184.108.40.206.3 Slowdown in carbon dioxide growth rates during the early 1990s
The early 1990s had anomalously strong global sinks for atmospheric CO2, compared with the decadal mean (Table 7.1). Although a weak El Niño from 1991 to 1995 may have helped to enhance ocean uptake at that time, inversions and O2:N2 and δ13C-CO2 atmospheric data (Battle et al., 2000) indicate that the enhanced uptake was of predominantly terrestrial origin. The regions where the 1992 to 1993 abnormal sink is projected to be are not robustly estimated by inversions. Both Bousquet et al. (2000) and Rödenbeck et al. (2003b) project a large fraction of that sink in temperate North America, while Baker et al. (2006) place it predominantly in the tropics. Model results suggest that cooler temperatures caused by the Mt. Pinatubo eruption reduced soil respiration and enhanced NH carbon uptake (Jones and Cox, 2001b; Lucht et al., 2002), despite lower productivity as indicated by remote sensing of vegetation activity. In addition, aerosols from the volcanic eruption scattered sunlight and increased its diffuse fraction, which is used more efficiently by plant canopies in photosynthesis than direct light (Gu et al., 2003). It has been hypothesised that a transient increase in the diffuse fraction of radiation enhanced CO2 uptake by land ecosystems in 1992 to 1993, but the global significance and magnitude of this effect remains unresolved (Roderick et al., 2001; Krakauer and Randerson, 2003; Angert et al., 2004; Robock, 2005).

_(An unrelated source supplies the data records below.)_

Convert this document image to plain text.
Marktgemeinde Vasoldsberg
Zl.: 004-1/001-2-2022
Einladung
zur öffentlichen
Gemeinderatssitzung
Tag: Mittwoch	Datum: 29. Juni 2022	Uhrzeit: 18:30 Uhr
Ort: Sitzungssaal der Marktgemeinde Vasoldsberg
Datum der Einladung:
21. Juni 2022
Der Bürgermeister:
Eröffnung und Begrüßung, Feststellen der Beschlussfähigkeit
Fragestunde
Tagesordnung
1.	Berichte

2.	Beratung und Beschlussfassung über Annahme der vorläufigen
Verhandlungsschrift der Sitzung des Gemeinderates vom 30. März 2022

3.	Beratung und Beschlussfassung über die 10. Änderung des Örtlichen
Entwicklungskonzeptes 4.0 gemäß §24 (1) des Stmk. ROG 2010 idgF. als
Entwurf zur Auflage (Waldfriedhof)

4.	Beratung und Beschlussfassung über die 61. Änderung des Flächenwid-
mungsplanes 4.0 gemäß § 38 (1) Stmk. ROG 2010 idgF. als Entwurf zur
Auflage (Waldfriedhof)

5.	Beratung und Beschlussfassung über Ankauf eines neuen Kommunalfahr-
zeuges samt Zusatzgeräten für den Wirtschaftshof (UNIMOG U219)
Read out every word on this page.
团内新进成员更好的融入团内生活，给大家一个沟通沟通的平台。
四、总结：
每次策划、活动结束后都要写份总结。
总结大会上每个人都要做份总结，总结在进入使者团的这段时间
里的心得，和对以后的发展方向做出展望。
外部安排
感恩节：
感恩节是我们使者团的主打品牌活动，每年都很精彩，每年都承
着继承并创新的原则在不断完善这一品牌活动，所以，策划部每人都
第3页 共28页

220.127.116.11.4 Speed-up in carbon dioxide growth rates during the late 1990s
The high CO2 growth in 1998 coincided with a global increase in CO concentrations attributable to wildfires (Yurganov et al., 2005) in Southeast Asia (60%), South America (30%) and Siberia (van der Werf et al., 2004). Langenfelds et al. (2002) analyse the correlations in the interannual growth rate of CO2 and other species at 10 stations and link the 1997 to 1998 (and the 1994 to 1995) anomalies to high fire emissions as a single process. Achard et al. (2004) estimate a source of 0.88 ± 0.07 GtC emitted from the burning of 2.4 × 106 ha of peatland in the Indonesian forest fires in 1997 to 1998, and Page et al. (2002) estimate a source of +0.8 to +2.6 GtC. During the 1997 to 1998 high CO2 growth rate episode, inversions place an abnormal source over tropical Southeast Asia, in good agreement with such bottom-up evidence. The relationship between El Niño and CO2 emissions from fires is not uniform: fire emissions from low productivity ecosystems in Africa and northern Australia are limited by fuel load density and thus decrease during drier periods, in contrast to the response in tropical forests (Barbosa et al., 1999; Randerson et al., 2005). In addition, co-varying processes such as reduced productivity caused by drought in tropical forests during El Niño episodes may be superimposed on fire emissions. From 1998 to 2003, extensive drought in mid-latitudes of the NH (Hoerling and Kumar, 2003), accompanied by more wildfires in some regions (Balzter et al., 2005; Yurganov et al., 2005) may have led to decreased photosynthesis and carbon uptake (Angert et al., 2005; Ciais et al., 2005b), helping to increase the atmospheric CO2 growth rate.